Private-sector partnerships and peacebuilding: A non-binding process?

Private-sector partnerships and peacebuilding: A non-binding process?

 

By Lucía Torres Alvarado
Student
Master in Development Interdiscipliary Studies
Universidad de los Andes – Colombia

My research is related to the phenomena of private-sector partnerships that promote development and peacebuilding in the region of Valle del Cauca in Colombia. I consider cross-sectoral partnerships as mechanisms to enhance the co-responsibility of organizations and firms. Specifically, I am interested in understanding criteria and rationalities involved in decision making processes, interactions between stakeholders and their commitment to generate regional transformations that face the challenges raised by transitional justice and peacebuilding.

In the Summer School in Giessen I assisted to the coursework Business Ethics and Human Rights. I wanted to analyze actions promoted by business actors and their ethical criteria. During the course I found many arguments to discuss legal gaps on international and domestic regulation of corporations, as well as some of the institutional legal frameworks that prompts or discourage business actions for protecting human rights. These approaches helped me to understand the high degree of willfulness and discretion (less of compulsory) that exist in
the commitment assumed by firm stakeholders during a peace process.
During my research work, I have perceived that one of the major challenges for business stakeholders is to understand their role in the transitional justice background. Thereby I also took the Comparative Constitutional Law coursework to approach transitional justice challenges in constitutional issues. Considering constitutions as outcomes of political processes I understood the commitment of business actors in transitional justice and I reflected on features of the Colombian Constitution history.

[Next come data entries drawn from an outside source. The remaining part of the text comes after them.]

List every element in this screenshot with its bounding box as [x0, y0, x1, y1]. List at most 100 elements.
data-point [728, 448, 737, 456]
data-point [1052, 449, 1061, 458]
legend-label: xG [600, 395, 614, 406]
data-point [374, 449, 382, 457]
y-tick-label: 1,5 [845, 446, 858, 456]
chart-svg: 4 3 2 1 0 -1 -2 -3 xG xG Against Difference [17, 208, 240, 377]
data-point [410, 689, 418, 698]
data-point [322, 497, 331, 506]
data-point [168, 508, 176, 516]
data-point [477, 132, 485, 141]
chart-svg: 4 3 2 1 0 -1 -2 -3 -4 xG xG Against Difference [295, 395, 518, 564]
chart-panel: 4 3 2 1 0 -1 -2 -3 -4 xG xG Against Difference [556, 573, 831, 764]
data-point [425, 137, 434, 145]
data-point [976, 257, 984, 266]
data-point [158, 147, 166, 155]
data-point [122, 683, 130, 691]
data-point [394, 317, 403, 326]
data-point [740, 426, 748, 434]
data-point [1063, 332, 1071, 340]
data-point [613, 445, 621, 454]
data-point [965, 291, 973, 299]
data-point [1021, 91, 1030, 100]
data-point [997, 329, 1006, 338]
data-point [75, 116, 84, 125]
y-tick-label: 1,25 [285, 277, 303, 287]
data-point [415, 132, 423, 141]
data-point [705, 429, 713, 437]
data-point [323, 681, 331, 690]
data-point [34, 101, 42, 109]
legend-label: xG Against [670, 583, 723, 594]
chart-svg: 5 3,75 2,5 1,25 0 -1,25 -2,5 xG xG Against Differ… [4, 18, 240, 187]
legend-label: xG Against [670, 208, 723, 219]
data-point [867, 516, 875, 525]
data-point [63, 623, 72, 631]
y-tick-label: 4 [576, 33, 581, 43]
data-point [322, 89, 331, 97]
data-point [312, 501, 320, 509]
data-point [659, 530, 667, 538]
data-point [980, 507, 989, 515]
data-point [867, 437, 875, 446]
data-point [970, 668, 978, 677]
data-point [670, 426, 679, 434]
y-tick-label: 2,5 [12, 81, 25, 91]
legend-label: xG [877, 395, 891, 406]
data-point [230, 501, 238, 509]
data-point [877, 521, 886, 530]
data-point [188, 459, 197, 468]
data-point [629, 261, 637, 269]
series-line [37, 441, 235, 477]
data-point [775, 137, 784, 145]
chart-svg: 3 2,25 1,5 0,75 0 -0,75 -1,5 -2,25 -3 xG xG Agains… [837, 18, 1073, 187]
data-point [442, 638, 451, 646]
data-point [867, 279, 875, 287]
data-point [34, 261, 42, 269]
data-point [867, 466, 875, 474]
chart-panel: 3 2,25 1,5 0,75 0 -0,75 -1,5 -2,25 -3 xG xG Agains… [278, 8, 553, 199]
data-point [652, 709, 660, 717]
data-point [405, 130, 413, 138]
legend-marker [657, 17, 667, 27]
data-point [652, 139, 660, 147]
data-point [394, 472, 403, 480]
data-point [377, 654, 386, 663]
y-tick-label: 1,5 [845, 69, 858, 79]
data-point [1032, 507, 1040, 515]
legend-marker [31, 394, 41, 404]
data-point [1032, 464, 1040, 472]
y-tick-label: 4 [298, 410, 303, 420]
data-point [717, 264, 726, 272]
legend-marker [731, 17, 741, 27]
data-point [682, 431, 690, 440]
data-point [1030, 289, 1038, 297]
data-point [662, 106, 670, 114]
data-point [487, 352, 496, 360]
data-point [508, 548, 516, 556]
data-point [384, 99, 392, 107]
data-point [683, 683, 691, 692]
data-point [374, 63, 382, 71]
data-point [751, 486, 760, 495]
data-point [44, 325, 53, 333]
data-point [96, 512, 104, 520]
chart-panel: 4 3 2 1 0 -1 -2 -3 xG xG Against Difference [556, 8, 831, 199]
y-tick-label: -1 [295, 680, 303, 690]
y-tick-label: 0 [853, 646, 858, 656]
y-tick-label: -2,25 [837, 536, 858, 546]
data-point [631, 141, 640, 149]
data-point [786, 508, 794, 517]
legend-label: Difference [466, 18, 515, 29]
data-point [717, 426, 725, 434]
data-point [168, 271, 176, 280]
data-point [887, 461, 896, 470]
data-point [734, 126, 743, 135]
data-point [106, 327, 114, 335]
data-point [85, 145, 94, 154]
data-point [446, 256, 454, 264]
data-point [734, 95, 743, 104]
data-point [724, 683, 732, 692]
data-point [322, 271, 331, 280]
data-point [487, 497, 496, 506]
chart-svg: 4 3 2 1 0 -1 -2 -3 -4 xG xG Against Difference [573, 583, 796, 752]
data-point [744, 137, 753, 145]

As a foreign visitor I also learnt about the challenges that peacebuilding faces in Colombia. In Berlin I visited some memorial places in which Germany has recognized the complexity and hardness of some facts of its history. This issue is particularly relevant to Colombia, especially to the recognition of victims affected by the internal armed conflict.

Cooperation efforts among entrepreneurial actors would not be only focused on the improvement of social, economic and environmental conditions of local territories but in their role as political actors interested in reparation and guarantees of non-repetition through a recognition process of the armed conflict.
I am absolutely thankful with the CAPAZ Institute for giving me the opportunity to live this wonderful experience which I otherwise would not have had. I learnt a lot about Germany culture, language and history. It helped me to achieve my personal life project, my academic and work aspirations and the intellectual commitment with my country.